Birdlink is one part ecological public art, one part bird migration science.
By Zach Mortice
More than 300 species of birds migrate through New York City along the Atlantic Flyway each year. The goal of the art installation and avian habitat Birdlink, by Anina Gerchick, Associate ASLA, is to get a fraction of them to linger in the city for a bit.
Birdlink is an assemblage of stair-step bamboo and gabion planters stacked almost a dozen feet high, and intended to offer food and habitats for birds and other pollinators in urban areas outside major wildlife hubs such as Central Park or Jamaica Bay on Long Island. If you look closely, you’ll see bird varieties that shift with the seasons, as tides of migratory birds arrive and depart in New York City.

There are two Birdlinks now, in Sara Roosevelt Park in Lower Manhattan and in East River State Park in Brooklyn. But if constructed in sufficient number, they could form a chain of respite for birds in any metropolis. Though Gerchick is an artist, she earned an MLA from the City College of New York in 2015, and for her, landscape architecture is a way to merge public art with ecology.

Birdlink is composed of a terraced bamboo structure, filled in with 19 utilitarian wire-mesh gabion baskets (of the sort that might be used to stabilize a riverbank or highway overpass) lined with black felt. These planters are filled with native perennials, selected for their berries and seeds. There’s winterberry, beach plum, milkweed, goldenrod, switchgrass, and several sedges. One species is planted per gabion basket to maintain readability of the plantings, and to show off different textures and patterns: shaggy grasses interspersed with splotches of floral color. “People notice the plants in a way that they don’t when they’re on the ground,” she says.
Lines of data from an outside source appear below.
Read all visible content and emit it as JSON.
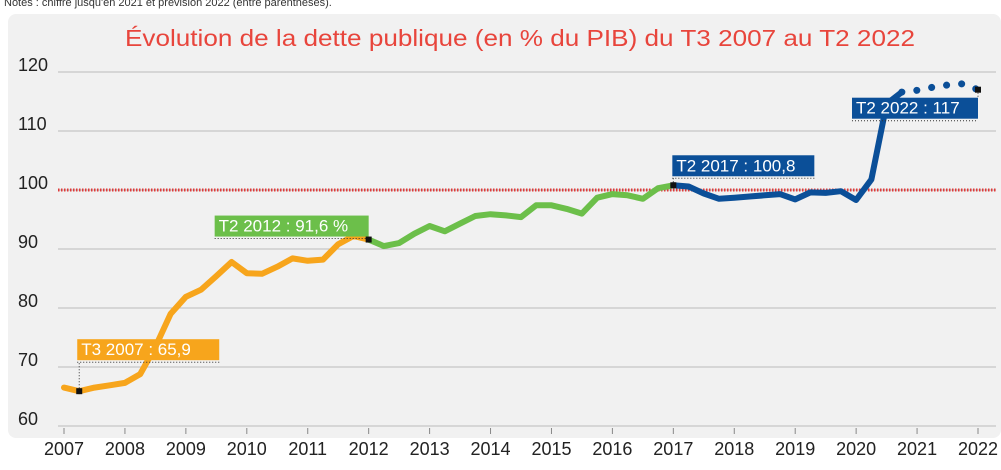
{
  "chart_data": {
    "type": "line",
    "note": "Notes : chiffre jusqu'en 2021 et prévision 2022 (entre parenthèses).",
    "title": "Évolution de la dette publique (en % du PIB) du T3 2007 au T2 2022",
    "xlim": [
      2007,
      2022
    ],
    "xticks": [
      2007,
      2008,
      2009,
      2010,
      2011,
      2012,
      2013,
      2014,
      2015,
      2016,
      2017,
      2018,
      2019,
      2020,
      2021,
      2022
    ],
    "ylim": [
      60,
      120
    ],
    "yticks": [
      60,
      70,
      80,
      90,
      100,
      110,
      120
    ],
    "grid": true,
    "reference_line": {
      "value": 100,
      "color": "#e03a3a"
    },
    "series": [
      {
        "color": "#f7a51c",
        "style": "solid",
        "x": [
          2007.0,
          2007.25,
          2007.5,
          2007.75,
          2008.0,
          2008.25,
          2008.5,
          2008.75,
          2009.0,
          2009.25,
          2009.5,
          2009.75,
          2010.0,
          2010.25,
          2010.5,
          2010.75,
          2011.0,
          2011.25,
          2011.5,
          2011.75,
          2012.0
        ],
        "values": [
          66.5,
          65.9,
          66.5,
          66.9,
          67.3,
          68.8,
          73.4,
          79.0,
          81.9,
          83.1,
          85.4,
          87.8,
          85.9,
          85.8,
          87.0,
          88.4,
          88.0,
          88.2,
          90.8,
          92.2,
          91.6
        ]
      },
      {
        "color": "#6cbf4a",
        "style": "solid",
        "x": [
          2012.0,
          2012.25,
          2012.5,
          2012.75,
          2013.0,
          2013.25,
          2013.5,
          2013.75,
          2014.0,
          2014.25,
          2014.5,
          2014.75,
          2015.0,
          2015.25,
          2015.5,
          2015.75,
          2016.0,
          2016.25,
          2016.5,
          2016.75,
          2017.0
        ],
        "values": [
          91.6,
          90.5,
          91.0,
          92.6,
          93.9,
          93.0,
          94.3,
          95.6,
          95.9,
          95.7,
          95.4,
          97.4,
          97.4,
          96.8,
          96.0,
          98.7,
          99.3,
          99.1,
          98.5,
          100.3,
          100.8
        ]
      },
      {
        "color": "#0b4f98",
        "style": "solid",
        "x": [
          2017.0,
          2017.25,
          2017.5,
          2017.75,
          2018.0,
          2018.25,
          2018.5,
          2018.75,
          2019.0,
          2019.25,
          2019.5,
          2019.75,
          2020.0,
          2020.25,
          2020.5,
          2020.75
        ],
        "values": [
          100.8,
          100.6,
          99.4,
          98.5,
          98.7,
          98.9,
          99.1,
          99.3,
          98.4,
          99.6,
          99.5,
          99.8,
          98.3,
          101.8,
          114.6,
          116.6
        ]
      },
      {
        "color": "#0b4f98",
        "style": "dotted",
        "x": [
          2020.75,
          2021.0,
          2021.25,
          2021.5,
          2021.75,
          2022.0
        ],
        "values": [
          116.6,
          116.9,
          117.4,
          117.8,
          118.0,
          117.0
        ]
      }
    ],
    "annotations": [
      {
        "text": "T3 2007 : 65,9",
        "x": 2007.25,
        "y": 65.9,
        "color": "#f7a51c"
      },
      {
        "text": "T2 2012 : 91,6 %",
        "x": 2012.0,
        "y": 91.6,
        "color": "#6cbf4a"
      },
      {
        "text": "T2 2017 : 100,8",
        "x": 2017.0,
        "y": 100.8,
        "color": "#0b4f98"
      },
      {
        "text": "T2 2022 : 117",
        "x": 2022.0,
        "y": 117,
        "color": "#0b4f98"
      }
    ]
  }
}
Species traveling along the Atlantic Flyway that might stop off at a Birdlink include red-headed woodpeckers, seaside sparrows, and eastern whip-poor-wills. Long-distance travelers might be killdeer from Mexico and yellow warblers from Central and South America.
Gerchick is particularly elated to see these tropical birds pay a visit. “When you see them here, it’s a startling reminder that you’re on this big flyway, and we have migrations coming from the tropics to the tundra,” she says. “I can’t say that the yellow warbler from South America is necessarily going to show up and use it, but as long as there are bees and butterflies and crickets and so on, there’s definitely life happening there. It’s a habitat. It’s not a zoo.”

Birdlink installations might seem like a kind but futile gesture in the face of the massive habitat loss and climate change that are devastating bird populations. But Gerchick sees it the opposite way. In an urban environment, demonstrating the relevance of bird and insect habitats is so easy it doesn’t matter how small the intervention is. Just by putting a potted plant on a sidewalk, you’ll attract bird and insect life, she says.
“It’s a very simple concept,” Gerchick says. “These small interventions in multiple networks really have power.”